Unlike modern plug-and-play USB smart card readers that handle high-level commands, the Phoenix interface was a simple hardware design that clocked the card and managed the serial communication. Woron Scan communicated directly with the microcontroller on the SIM, allowing for precise control over the timing and voltage of the communication. This granular control is a prerequisite for the timing attacks utilized to extract cryptographic keys.

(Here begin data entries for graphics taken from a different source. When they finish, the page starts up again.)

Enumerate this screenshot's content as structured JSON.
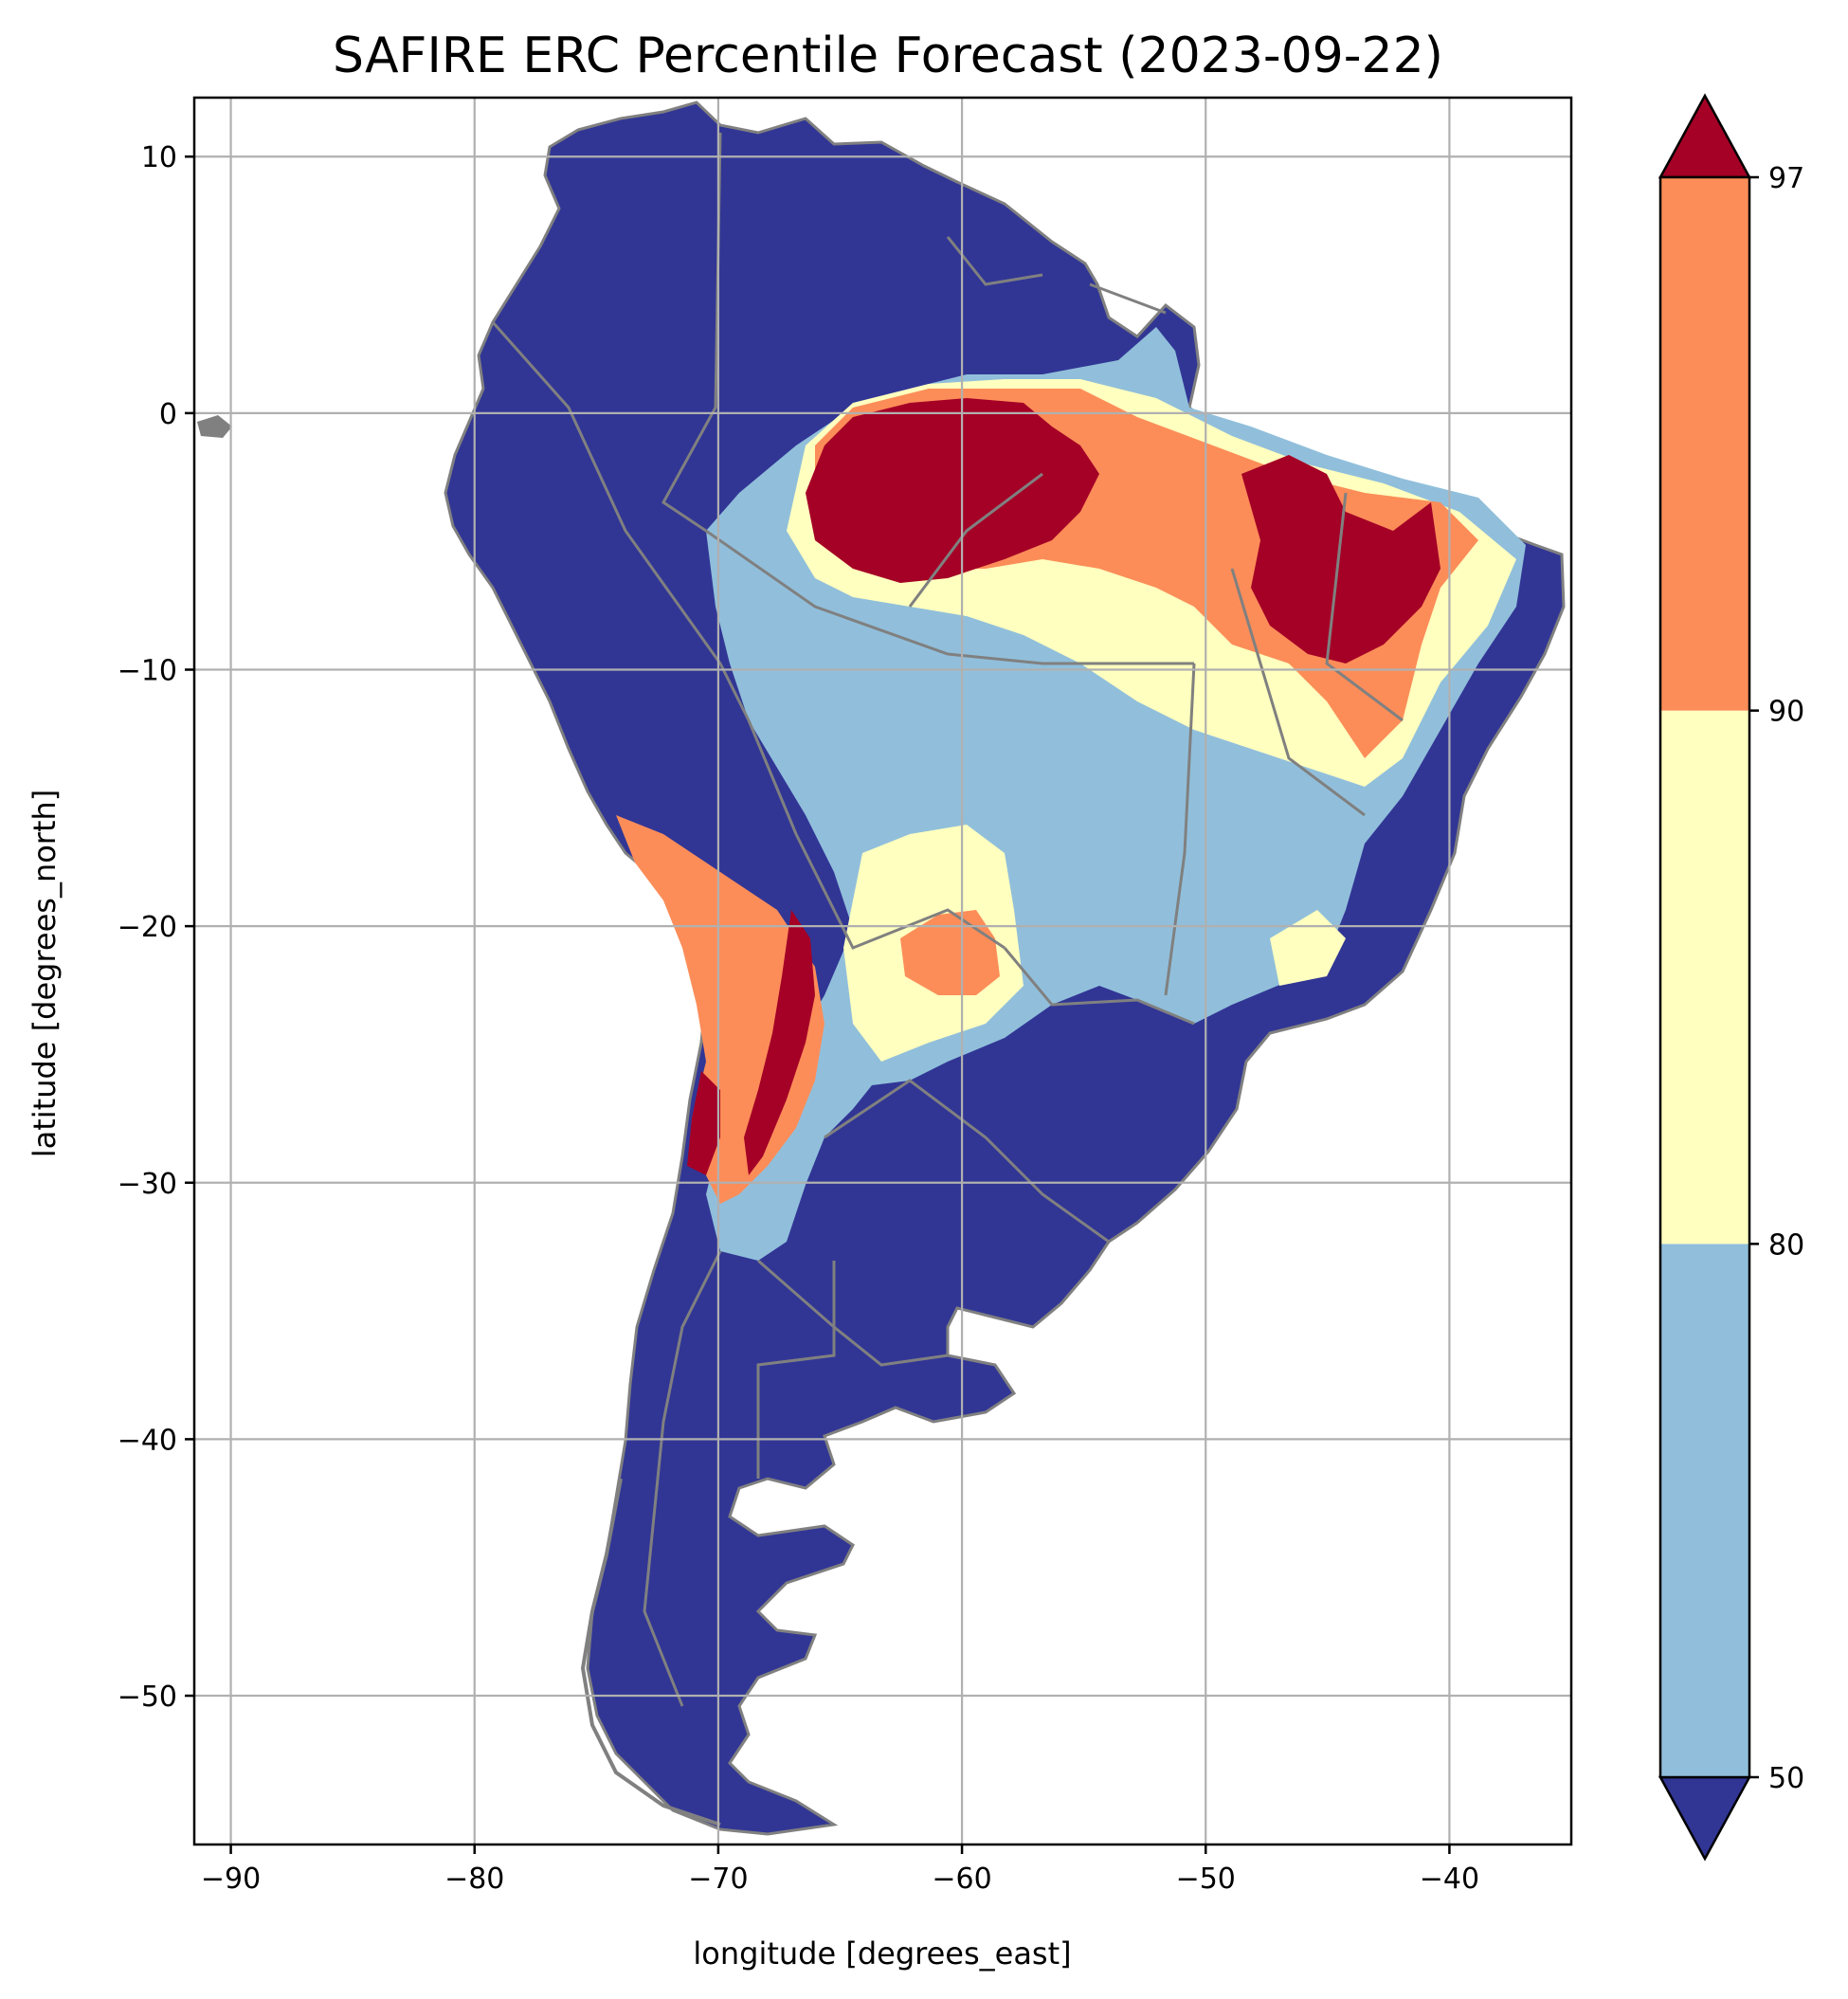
{
  "figure": {
    "title": "SAFIRE ERC Percentile Forecast (2023-09-22)"
  },
  "map": {
    "xlabel": "longitude [degrees_east]",
    "ylabel": "latitude [degrees_north]",
    "xlim": [
      -91.5,
      -35
    ],
    "ylim": [
      -55.8,
      12.3
    ],
    "xticks": [
      -90,
      -80,
      -70,
      -60,
      -50,
      -40
    ],
    "yticks": [
      10,
      0,
      -10,
      -20,
      -30,
      -40,
      -50
    ],
    "grid": true,
    "land_color": "#313695",
    "border_color": "#808080",
    "regions": [
      {
        "name": "Amazon/Para interior",
        "category": "97+"
      },
      {
        "name": "Northeast Brazil interior",
        "category": "97+"
      },
      {
        "name": "Northern Chile/Argentina Andes",
        "category": "90-97"
      },
      {
        "name": "Paraguay/Bolivia Chaco",
        "category": "90-97"
      },
      {
        "name": "Central Brazil",
        "category": "50-80"
      },
      {
        "name": "Southern Cone and Patagonia",
        "category": "<50"
      },
      {
        "name": "Colombia/Venezuela/Guianas west",
        "category": "<50"
      }
    ]
  },
  "colorbar": {
    "ticks": [
      50,
      80,
      90,
      97
    ],
    "categories": [
      {
        "range": "<50",
        "color": "#313695"
      },
      {
        "range": "50-80",
        "color": "#91bfdb"
      },
      {
        "range": "80-90",
        "color": "#ffffbf"
      },
      {
        "range": "90-97",
        "color": "#fc8d59"
      },
      {
        "range": "97+",
        "color": "#a50026"
      }
    ],
    "extend": "both"
  }
}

: It attempts to "crack" the COMP128v1 encryption algorithm used on older SIM cards to find the Ki, which is necessary for cloning. SIM Management Woron Scan 1.09
: By obtaining the Ki and IMSI, users could program a "Silver Card" or blank SIM to mirror an existing one, allowing a second device to receive calls and messages meant for the original. Technical Limitations
Acknowledging limitations is as important as praising strengths. Version 1.09 lacks cloud integration, predictive failure alerts (SMART data interpretation might be rudimentary or absent), and a graphical timeline of disk health. It cannot undelete files or reconstruct partitions. Its user manual—if one exists—is probably a plain text file with terse instructions and warnings in broken English. For a modern user, such a tool feels archaeological: useful only in legacy environments or as a learning exercise in low-level I/O.
The software is primarily designed to work with SIM cards that use the algorithm. This hashing algorithm was widely used in older GSM SIM cards to protect the Ki. Over time, vulnerabilities in COMP128v1 were discovered, allowing tools like Woron Scan to potentially recover the Ki using known plaintext attack techniques. [ SIM Card ] ---> (RS232/USB Reader) ---> [ Woron Scan 1
: Because it is a legacy 32-bit (or sometimes 16-bit compatible) application, it often requires Compatibility Mode or a virtual machine running Windows XP/7 to function correctly on modern operating systems like Windows 10 or 11.
The SIM card calculates a response () using the secret Ki and the RAND via the COMP128 algorithm.
The software is a legacy Windows application. For use on older systems like Windows 98, it requires specific dynamic library files (like winscard.dll ) to be manually added to its directory. Security & Risk Assessment Woron Scan communicated directly with the microcontroller on
: Standard software would be used to get the first Ki value after a long scan. Woron Scan could then use this single known value to calculate the remaining seven Ki values in about 20 minutes.
While Woron Scan 1.09 is entirely obsolete for practical everyday smartphone use or modern cellular operations, it remains highly valuable as an . Security students and hardware reverse-engineers still study the software to understand the fundamentals of smart card communication, side-channel attacks, and the evolution of cellular security protocols.
is a classic, Windows-based utility program engineered to interface with external smart card readers via serial (COM) ports or USB-to-RS232 converters. Its primary capability is extracting the structural cryptographic keys hidden inside mobile SIM cards.
Its most famous feature was the ability to crack the KI of older SIM cards (Version 1) within minutes or hours, depending on the reader's speed.